Now most people think of control freaks as high-powered business types who jet around trying to take over the world. If only. Most of the ones I run into are just trying to control the details of life and usually that life is not their own. This is why you get people plotting the exact route to that out-of-town Tesco for you (and then insisting on travelling along just to make sure you follow their directions). They know exactly which brand of disposable nappy to buy (and check up on you to make sure you do). The truth about caring about the small things in life is that it offers endless possibilities for control.

Then there are those who control by omission. If this sounds a bit sinister, that is because it is. A friend relates the bizarre tale of the year that her mother did not like her Christmas presents. Instead of telling anyone this she just quit speaking. Not for a day, or a week even, but for six months. Then one day she spoke and all was back to what passes for normal.

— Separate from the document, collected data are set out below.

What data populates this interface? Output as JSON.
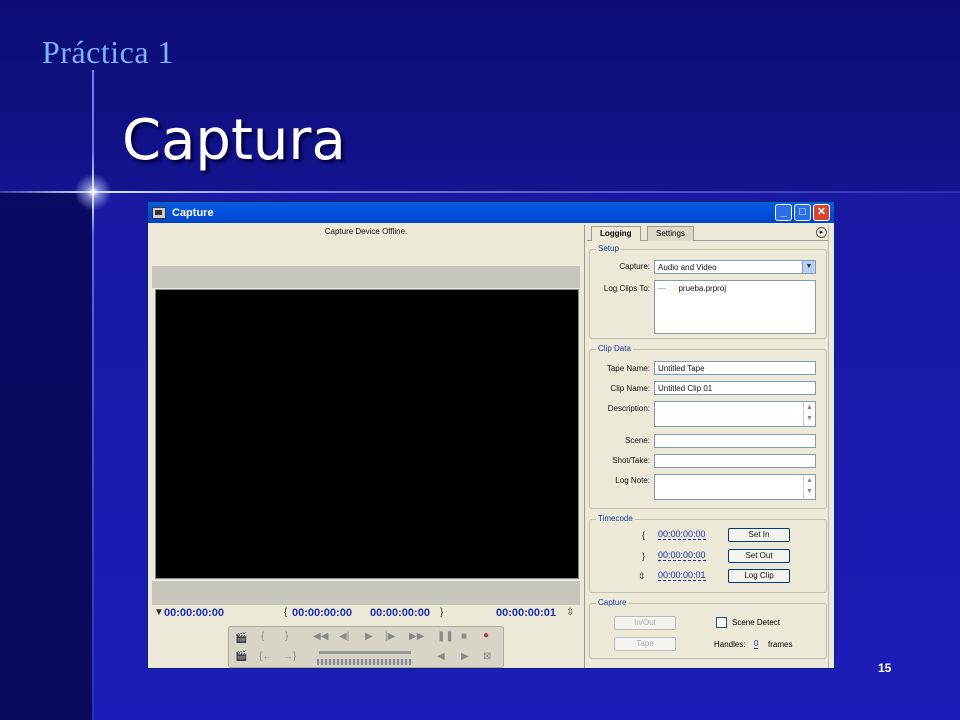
{
  "slide": {
    "kicker": "Práctica 1",
    "title": "Captura",
    "page_number": "15"
  },
  "window": {
    "title": "Capture",
    "buttons": {
      "minimize": "_",
      "maximize": "□",
      "close": "✕"
    }
  },
  "monitor": {
    "status": "Capture Device Offline.",
    "timecodes": {
      "current": "00:00:00:00",
      "in": "00:00:00:00",
      "out": "00:00:00:00",
      "duration": "00:00:00:01"
    }
  },
  "panel": {
    "tabs": [
      {
        "label": "Logging",
        "active": true
      },
      {
        "label": "Settings",
        "active": false
      }
    ],
    "setup": {
      "group_label": "Setup",
      "capture_label": "Capture:",
      "capture_value": "Audio and Video",
      "log_clips_label": "Log Clips To:",
      "project_file": "prueba.prproj"
    },
    "clip_data": {
      "group_label": "Clip Data",
      "tape_name_label": "Tape Name:",
      "tape_name_value": "Untitled Tape",
      "clip_name_label": "Clip Name:",
      "clip_name_value": "Untitled Clip 01",
      "description_label": "Description:",
      "scene_label": "Scene:",
      "shot_take_label": "Shot/Take:",
      "log_note_label": "Log Note:"
    },
    "timecode": {
      "group_label": "Timecode",
      "in_value": "00:00:00:00",
      "out_value": "00:00:00:00",
      "duration_value": "00:00:00:01",
      "set_in_label": "Set In",
      "set_out_label": "Set Out",
      "log_clip_label": "Log Clip"
    },
    "capture": {
      "group_label": "Capture",
      "in_out_label": "In/Out",
      "tape_label": "Tape",
      "scene_detect_label": "Scene Detect",
      "handles_label": "Handles:",
      "handles_value": "0",
      "frames_label": "frames"
    }
  }
}
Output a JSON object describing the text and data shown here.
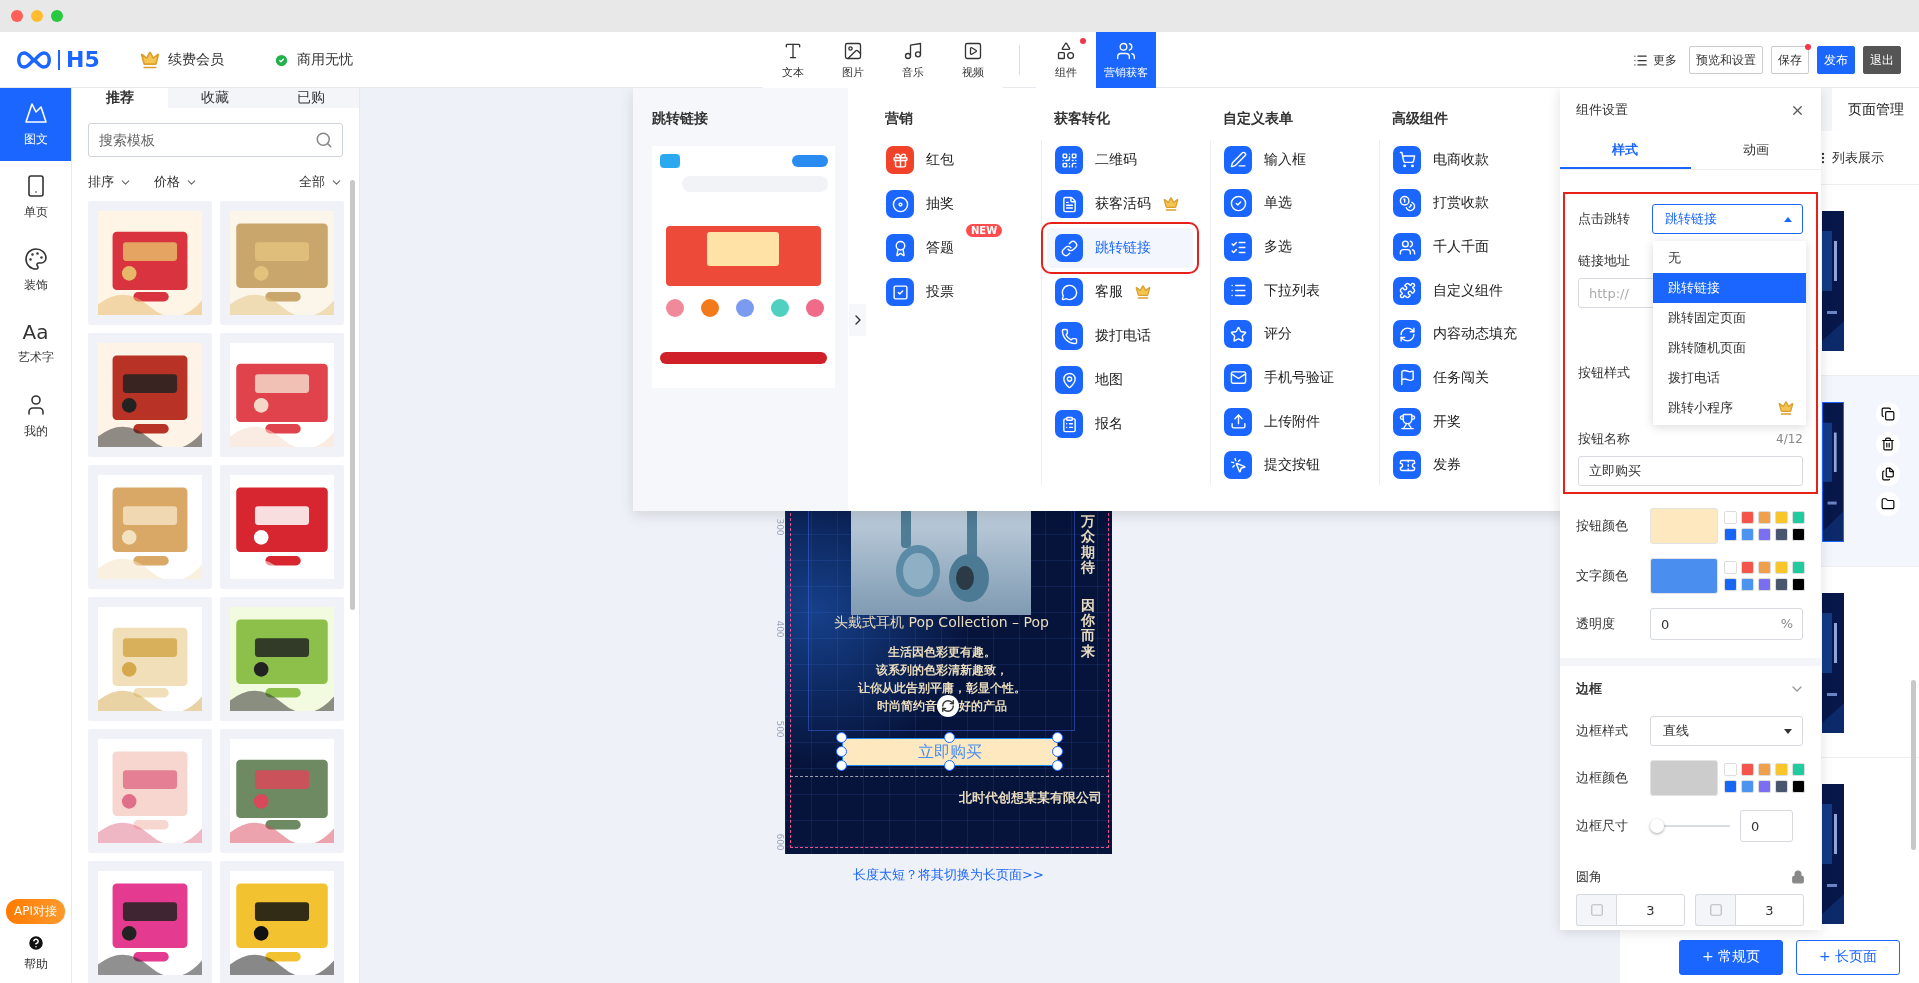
{
  "title_bar": {
    "controls": [
      {
        "color": "#ff5f57"
      },
      {
        "color": "#febc2e"
      },
      {
        "color": "#28c840"
      }
    ]
  },
  "header": {
    "logo": "H5",
    "member": "续费会员",
    "commercial": "商用无忧",
    "tool_groups": [
      {
        "items": [
          {
            "label": "文本",
            "selected": false,
            "dot": false
          },
          {
            "label": "图片",
            "selected": false,
            "dot": false
          },
          {
            "label": "音乐",
            "selected": false,
            "dot": false
          },
          {
            "label": "视频",
            "selected": false,
            "dot": false
          }
        ]
      },
      {
        "items": [
          {
            "label": "组件",
            "selected": false,
            "dot": true
          },
          {
            "label": "营销获客",
            "selected": true,
            "dot": false
          }
        ]
      }
    ],
    "more": "更多",
    "actions": [
      {
        "label": "预览和设置",
        "kind": "outline",
        "dot": false
      },
      {
        "label": "保存",
        "kind": "outline",
        "dot": true
      },
      {
        "label": "发布",
        "kind": "primary",
        "dot": false
      },
      {
        "label": "退出",
        "kind": "dark",
        "dot": false
      }
    ]
  },
  "rail": {
    "items": [
      {
        "label": "图文",
        "selected": true
      },
      {
        "label": "单页",
        "selected": false
      },
      {
        "label": "装饰",
        "selected": false
      },
      {
        "label": "艺术字",
        "selected": false,
        "glyph": "Aa"
      },
      {
        "label": "我的",
        "selected": false
      }
    ],
    "api_badge": "API对接",
    "help": "帮助"
  },
  "templates": {
    "tabs": [
      {
        "label": "推荐",
        "selected": true
      },
      {
        "label": "收藏",
        "selected": false
      },
      {
        "label": "已购",
        "selected": false
      }
    ],
    "search": {
      "placeholder": "搜索模板"
    },
    "filters": [
      "排序",
      "价格"
    ],
    "scope": "全部",
    "cards": [
      {
        "kind": "picture"
      },
      {
        "kind": "picture"
      },
      {
        "kind": "picture"
      },
      {
        "kind": "picture"
      },
      {
        "kind": "picture"
      },
      {
        "kind": "picture"
      },
      {
        "kind": "picture"
      },
      {
        "kind": "picture"
      },
      {
        "kind": "picture"
      },
      {
        "kind": "picture"
      },
      {
        "kind": "picture"
      },
      {
        "kind": "picture"
      }
    ]
  },
  "canvas": {
    "ruler": [
      "300",
      "400",
      "500",
      "600"
    ],
    "photo": {
      "kind": "picture"
    },
    "slogan": [
      "万众期待",
      "因你而来"
    ],
    "title": "头戴式耳机 Pop Collection – Pop",
    "description": [
      "生活因色彩更有趣。",
      "该系列的色彩清新趣致，",
      "让你从此告别平庸，彰显个性。"
    ],
    "last_line": [
      "时尚简约音",
      "好的产品"
    ],
    "button": {
      "label": "立即购买",
      "selected": true
    },
    "footer": "北时代创想某某有限公司",
    "hint": "长度太短？将其切换为长页面>>"
  },
  "pages": {
    "title": "页面管理",
    "view": "列表展示",
    "rows": [
      {
        "kind": "picture",
        "selected": false
      },
      {
        "kind": "picture",
        "selected": true
      },
      {
        "kind": "picture",
        "selected": false
      },
      {
        "kind": "picture",
        "selected": false
      }
    ],
    "add_buttons": [
      {
        "label": "+ 常规页",
        "kind": "primary"
      },
      {
        "label": "+ 长页面",
        "kind": "outline"
      }
    ]
  },
  "menu": {
    "preview_title": "跳转链接",
    "preview": {
      "kind": "picture"
    },
    "columns": [
      {
        "title": "营销",
        "items": [
          {
            "label": "红包",
            "selected": false
          },
          {
            "label": "抽奖",
            "selected": false
          },
          {
            "label": "答题",
            "selected": false,
            "badge": "NEW"
          },
          {
            "label": "投票",
            "selected": false
          }
        ]
      },
      {
        "title": "获客转化",
        "items": [
          {
            "label": "二维码",
            "selected": false
          },
          {
            "label": "获客活码",
            "selected": false,
            "premium": true
          },
          {
            "label": "跳转链接",
            "selected": true
          },
          {
            "label": "客服",
            "selected": false,
            "premium": true
          },
          {
            "label": "拨打电话",
            "selected": false
          },
          {
            "label": "地图",
            "selected": false
          },
          {
            "label": "报名",
            "selected": false
          }
        ]
      },
      {
        "title": "自定义表单",
        "items": [
          {
            "label": "输入框",
            "selected": false
          },
          {
            "label": "单选",
            "selected": false
          },
          {
            "label": "多选",
            "selected": false
          },
          {
            "label": "下拉列表",
            "selected": false
          },
          {
            "label": "评分",
            "selected": false
          },
          {
            "label": "手机号验证",
            "selected": false
          },
          {
            "label": "上传附件",
            "selected": false
          },
          {
            "label": "提交按钮",
            "selected": false
          }
        ]
      },
      {
        "title": "高级组件",
        "items": [
          {
            "label": "电商收款",
            "selected": false
          },
          {
            "label": "打赏收款",
            "selected": false
          },
          {
            "label": "千人千面",
            "selected": false
          },
          {
            "label": "自定义组件",
            "selected": false
          },
          {
            "label": "内容动态填充",
            "selected": false
          },
          {
            "label": "任务闯关",
            "selected": false
          },
          {
            "label": "开奖",
            "selected": false
          },
          {
            "label": "发券",
            "selected": false
          }
        ]
      }
    ]
  },
  "settings": {
    "title": "组件设置",
    "tabs": [
      {
        "label": "样式",
        "selected": true
      },
      {
        "label": "动画",
        "selected": false
      }
    ],
    "click_action": {
      "label": "点击跳转",
      "value": "跳转链接",
      "open": true,
      "options": [
        {
          "label": "无",
          "selected": false
        },
        {
          "label": "跳转链接",
          "selected": true
        },
        {
          "label": "跳转固定页面",
          "selected": false
        },
        {
          "label": "跳转随机页面",
          "selected": false
        },
        {
          "label": "拨打电话",
          "selected": false
        },
        {
          "label": "跳转小程序",
          "selected": false,
          "premium": true
        }
      ]
    },
    "link": {
      "label": "链接地址",
      "placeholder": "http://"
    },
    "button_style": {
      "label": "按钮样式"
    },
    "button_name": {
      "label": "按钮名称",
      "count": "4/12",
      "value": "立即购买"
    },
    "colors": [
      {
        "label": "按钮颜色",
        "color": "#fde8c0",
        "palette": [
          {
            "color": "#ffffff"
          },
          {
            "color": "#f5544a"
          },
          {
            "color": "#f0a04b"
          },
          {
            "color": "#f8c52b"
          },
          {
            "color": "#1fcc9e"
          },
          {
            "color": "#1766f5"
          },
          {
            "color": "#4d93f0"
          },
          {
            "color": "#7b6ef0"
          },
          {
            "color": "#4a5570"
          },
          {
            "color": "#000000"
          }
        ]
      },
      {
        "label": "文字颜色",
        "color": "#4a8ff0",
        "palette": [
          {
            "color": "#ffffff"
          },
          {
            "color": "#f5544a"
          },
          {
            "color": "#f0a04b"
          },
          {
            "color": "#f8c52b"
          },
          {
            "color": "#1fcc9e"
          },
          {
            "color": "#1766f5"
          },
          {
            "color": "#4d93f0"
          },
          {
            "color": "#7b6ef0"
          },
          {
            "color": "#4a5570"
          },
          {
            "color": "#000000"
          }
        ]
      }
    ],
    "opacity": {
      "label": "透明度",
      "value": "0",
      "unit": "%"
    },
    "border": {
      "title": "边框",
      "style": {
        "label": "边框样式",
        "value": "直线"
      },
      "color": {
        "label": "边框颜色",
        "color": "#cccccc",
        "palette": [
          {
            "color": "#ffffff"
          },
          {
            "color": "#f5544a"
          },
          {
            "color": "#f0a04b"
          },
          {
            "color": "#f8c52b"
          },
          {
            "color": "#1fcc9e"
          },
          {
            "color": "#1766f5"
          },
          {
            "color": "#4d93f0"
          },
          {
            "color": "#7b6ef0"
          },
          {
            "color": "#4a5570"
          },
          {
            "color": "#000000"
          }
        ]
      },
      "size": {
        "label": "边框尺寸",
        "level": 0,
        "value": "0"
      },
      "radius": {
        "label": "圆角",
        "corners": [
          "3",
          "3"
        ]
      }
    }
  }
}
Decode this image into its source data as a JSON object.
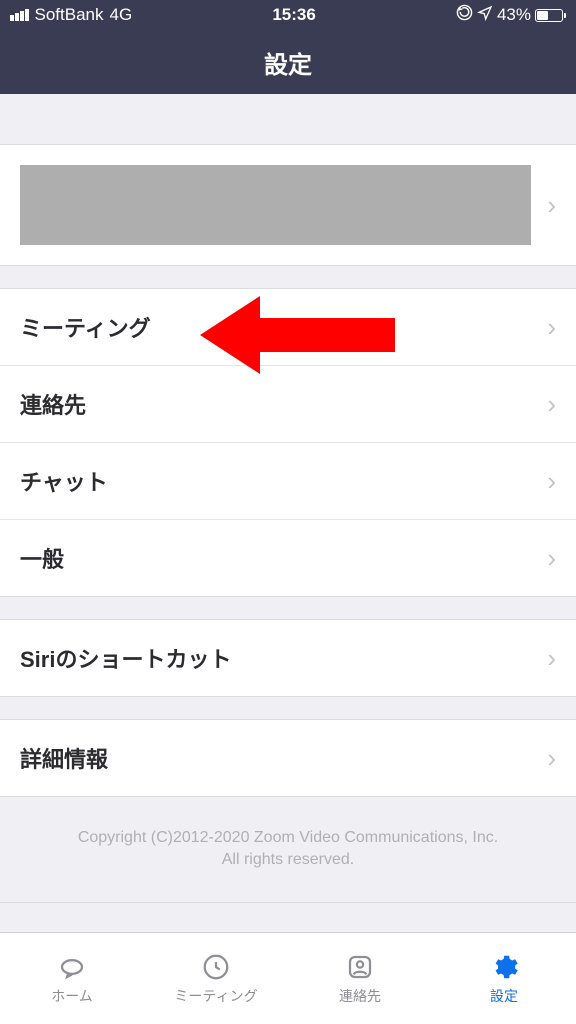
{
  "status_bar": {
    "carrier": "SoftBank",
    "network": "4G",
    "time": "15:36",
    "battery_percent": "43%"
  },
  "header": {
    "title": "設定"
  },
  "settings": {
    "group1": [
      {
        "label": "ミーティング"
      },
      {
        "label": "連絡先"
      },
      {
        "label": "チャット"
      },
      {
        "label": "一般"
      }
    ],
    "group2": [
      {
        "label": "Siriのショートカット"
      }
    ],
    "group3": [
      {
        "label": "詳細情報"
      }
    ]
  },
  "footer": {
    "copyright_line1": "Copyright (C)2012-2020 Zoom Video Communications, Inc.",
    "copyright_line2": "All rights reserved."
  },
  "tabs": {
    "home": "ホーム",
    "meeting": "ミーティング",
    "contacts": "連絡先",
    "settings": "設定"
  }
}
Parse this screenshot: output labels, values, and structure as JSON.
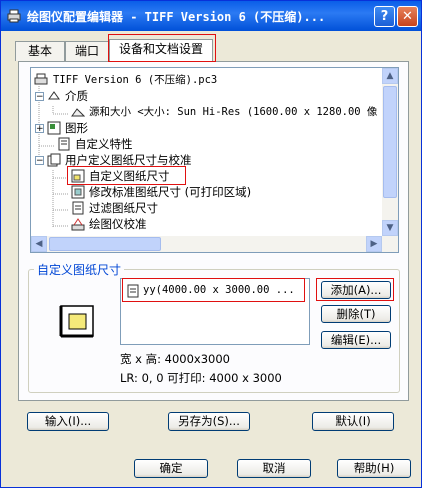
{
  "window": {
    "title": "绘图仪配置编辑器 - TIFF Version 6 (不压缩)..."
  },
  "titlebar_buttons": {
    "help": "?",
    "close": "✕"
  },
  "tabs": [
    {
      "label": "基本"
    },
    {
      "label": "端口"
    },
    {
      "label": "设备和文档设置"
    }
  ],
  "tree": {
    "root": "TIFF Version 6 (不压缩).pc3",
    "items": [
      {
        "label": "介质"
      },
      {
        "label": "源和大小 <大小: Sun Hi-Res (1600.00 x 1280.00 像"
      },
      {
        "label": "图形"
      },
      {
        "label": "自定义特性"
      },
      {
        "label": "用户定义图纸尺寸与校准"
      },
      {
        "label": "自定义图纸尺寸"
      },
      {
        "label": "修改标准图纸尺寸 (可打印区域)"
      },
      {
        "label": "过滤图纸尺寸"
      },
      {
        "label": "绘图仪校准"
      }
    ]
  },
  "custom_paper": {
    "group_title": "自定义图纸尺寸",
    "list_items": [
      "yy(4000.00 x 3000.00 ..."
    ],
    "buttons": {
      "add": "添加(A)...",
      "delete": "删除(T)",
      "edit": "编辑(E)..."
    },
    "info_size": "宽 x 高: 4000x3000",
    "info_lr": "LR: 0, 0  可打印: 4000 x 3000"
  },
  "panel_buttons": {
    "import": "输入(I)...",
    "save_as": "另存为(S)...",
    "default": "默认(I)"
  },
  "dialog_buttons": {
    "ok": "确定",
    "cancel": "取消",
    "help": "帮助(H)"
  },
  "colors": {
    "titlebar": "#0a5ee8",
    "group_title": "#0046d5",
    "highlight": "#e01010"
  }
}
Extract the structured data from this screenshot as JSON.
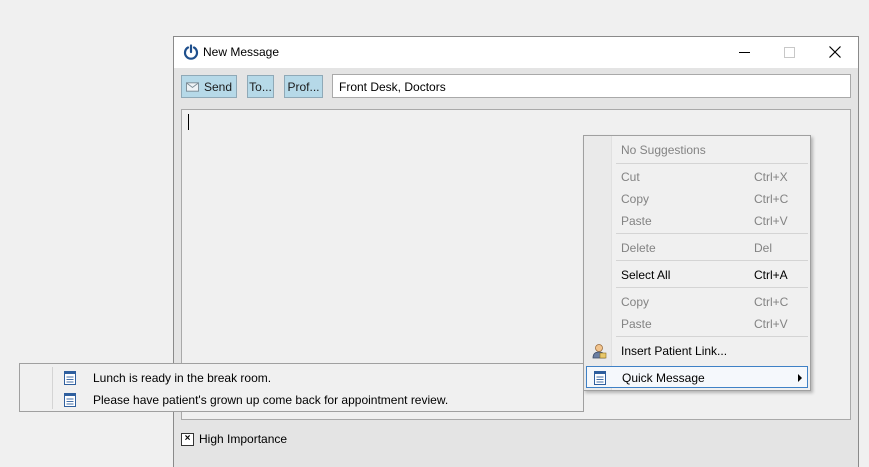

You may think this extreme and you may be right but you'd be wrong not to see that the idea of control by absence is widespread. Take for instance those people who have a late gene. This means that they are always at least 15 minutes late to every meeting and, by virtue of not being there, control the whole thing.

Then there are those who control by making you feel invisible. Shop assistants are good at this. As are some managers. Take the guy who schedules a meeting but, when you arrive, is on the phone. "Urgent," he mouths as he waves you in. He then proceeds to put his feet on the desk and talk to Leo in Southampton about hardly anything that you can ascertain for 10 minutes. Finally he puts the phone down. "Sorry about that," he says, beaming. I think not.

"So how do you control these people?" asks a friend. The answer, I'm afraid, is that I haven't a clue. However, as a start, I have decided that from now on I shall control my own sandwich fillings. Scary, but true.